The only downsides to this set are the paucity of extras (a so-so commentary track on the first episode and a documentary on the making of the season 6 episode “The Subway” are the only add-ons) and a strange picture quality. Many times the backgrounds look strangely static, like the actors are working in front of a bad matte painting, and sometimes the characters don’t move right, with one half of the pixels in their face moving, then followed by the other half. This creates a subtle motion blur effect and whether it is due to the compression on the DVD or the film stock used for the show, I don’t know. There is also some noticeable jitteriness in certain scenes that look like a poor transfer was done to DVD.

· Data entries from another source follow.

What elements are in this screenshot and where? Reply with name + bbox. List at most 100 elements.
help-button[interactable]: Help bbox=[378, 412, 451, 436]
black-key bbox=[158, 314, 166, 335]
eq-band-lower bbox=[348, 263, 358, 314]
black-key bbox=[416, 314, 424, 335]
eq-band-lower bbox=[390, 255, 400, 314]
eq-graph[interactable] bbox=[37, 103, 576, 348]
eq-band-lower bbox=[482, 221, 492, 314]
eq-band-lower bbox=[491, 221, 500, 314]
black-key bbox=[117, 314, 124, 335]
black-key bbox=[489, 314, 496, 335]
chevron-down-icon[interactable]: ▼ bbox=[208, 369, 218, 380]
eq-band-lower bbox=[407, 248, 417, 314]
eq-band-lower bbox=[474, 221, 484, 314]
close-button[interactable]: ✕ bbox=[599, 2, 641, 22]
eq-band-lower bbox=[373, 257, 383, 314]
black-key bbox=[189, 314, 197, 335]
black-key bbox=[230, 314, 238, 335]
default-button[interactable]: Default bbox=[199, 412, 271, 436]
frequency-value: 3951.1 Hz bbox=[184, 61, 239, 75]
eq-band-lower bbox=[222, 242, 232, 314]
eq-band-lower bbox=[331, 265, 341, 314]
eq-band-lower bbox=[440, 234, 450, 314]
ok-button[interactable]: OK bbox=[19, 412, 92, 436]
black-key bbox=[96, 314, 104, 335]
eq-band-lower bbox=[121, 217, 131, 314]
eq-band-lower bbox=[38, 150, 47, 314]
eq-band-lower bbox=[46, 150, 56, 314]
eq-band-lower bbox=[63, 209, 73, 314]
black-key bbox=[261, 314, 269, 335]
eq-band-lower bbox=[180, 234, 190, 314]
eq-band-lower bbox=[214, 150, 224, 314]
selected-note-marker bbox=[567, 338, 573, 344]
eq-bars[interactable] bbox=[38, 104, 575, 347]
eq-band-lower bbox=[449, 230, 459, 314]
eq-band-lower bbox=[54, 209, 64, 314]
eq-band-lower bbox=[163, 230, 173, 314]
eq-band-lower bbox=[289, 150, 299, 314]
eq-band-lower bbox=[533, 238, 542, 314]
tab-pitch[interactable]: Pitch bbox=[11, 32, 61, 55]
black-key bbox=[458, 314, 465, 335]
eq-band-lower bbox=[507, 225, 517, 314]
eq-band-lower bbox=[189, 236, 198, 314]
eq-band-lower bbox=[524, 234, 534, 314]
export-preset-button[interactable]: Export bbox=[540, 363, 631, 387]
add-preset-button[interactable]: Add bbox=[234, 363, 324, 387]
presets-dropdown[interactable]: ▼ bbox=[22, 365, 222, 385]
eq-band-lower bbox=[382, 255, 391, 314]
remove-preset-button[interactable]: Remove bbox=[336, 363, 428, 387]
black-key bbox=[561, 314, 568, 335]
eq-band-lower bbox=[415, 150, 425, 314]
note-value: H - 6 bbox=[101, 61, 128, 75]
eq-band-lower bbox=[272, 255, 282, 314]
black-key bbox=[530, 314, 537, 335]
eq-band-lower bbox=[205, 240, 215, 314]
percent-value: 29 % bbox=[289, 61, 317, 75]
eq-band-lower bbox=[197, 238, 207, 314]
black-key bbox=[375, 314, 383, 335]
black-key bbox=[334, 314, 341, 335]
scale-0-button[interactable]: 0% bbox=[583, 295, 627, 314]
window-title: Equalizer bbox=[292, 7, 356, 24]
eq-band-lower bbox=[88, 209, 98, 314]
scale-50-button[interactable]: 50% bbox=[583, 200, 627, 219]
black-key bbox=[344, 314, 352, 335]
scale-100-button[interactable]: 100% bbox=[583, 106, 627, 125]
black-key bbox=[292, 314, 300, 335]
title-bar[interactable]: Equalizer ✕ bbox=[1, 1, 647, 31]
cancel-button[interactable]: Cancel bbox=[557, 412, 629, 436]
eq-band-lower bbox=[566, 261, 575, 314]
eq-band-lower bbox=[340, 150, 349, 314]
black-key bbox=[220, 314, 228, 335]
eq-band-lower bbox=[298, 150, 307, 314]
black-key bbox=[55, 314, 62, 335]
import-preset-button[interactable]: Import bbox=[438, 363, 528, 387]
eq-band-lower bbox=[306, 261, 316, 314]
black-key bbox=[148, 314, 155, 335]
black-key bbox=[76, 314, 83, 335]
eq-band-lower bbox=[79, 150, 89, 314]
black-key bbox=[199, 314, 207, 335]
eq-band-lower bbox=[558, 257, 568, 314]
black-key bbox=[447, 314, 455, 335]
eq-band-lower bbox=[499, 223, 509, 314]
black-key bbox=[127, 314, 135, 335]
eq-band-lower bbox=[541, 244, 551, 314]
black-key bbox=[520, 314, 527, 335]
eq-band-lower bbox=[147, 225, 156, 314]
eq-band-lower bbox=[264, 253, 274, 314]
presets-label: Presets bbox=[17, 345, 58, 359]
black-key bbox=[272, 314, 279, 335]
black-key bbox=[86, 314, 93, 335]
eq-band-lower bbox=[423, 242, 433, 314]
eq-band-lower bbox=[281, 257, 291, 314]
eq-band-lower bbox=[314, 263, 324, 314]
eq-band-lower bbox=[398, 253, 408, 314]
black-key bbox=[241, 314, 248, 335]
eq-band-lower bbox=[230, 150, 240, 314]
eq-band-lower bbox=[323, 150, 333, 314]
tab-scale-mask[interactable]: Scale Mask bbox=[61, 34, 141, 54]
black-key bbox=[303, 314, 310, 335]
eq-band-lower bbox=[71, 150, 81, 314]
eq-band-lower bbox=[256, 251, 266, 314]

QXZ sez: It seems to me to be a combination of shooting the show on 16mm, which is by nature a grainier stock than the 35mm used on most movies and filmed TV series with budgets, the fact that the 16mm was push processed to eke a few extra stops of exposure out of it for underlit scenes (and also to contribute to a gritty look), and the eventual MPEG2 compression for DVD release. Probably. Or maybe someone just did a really bad DVD transfer, but I think the former is more likely.
Despite these shortcomings, I wholeheartedly recommend this set to anyone who wants to see what quality television could be. Homicide was never given it’s due when it was on the air, this DVD gives people the chance to see it from the beginning.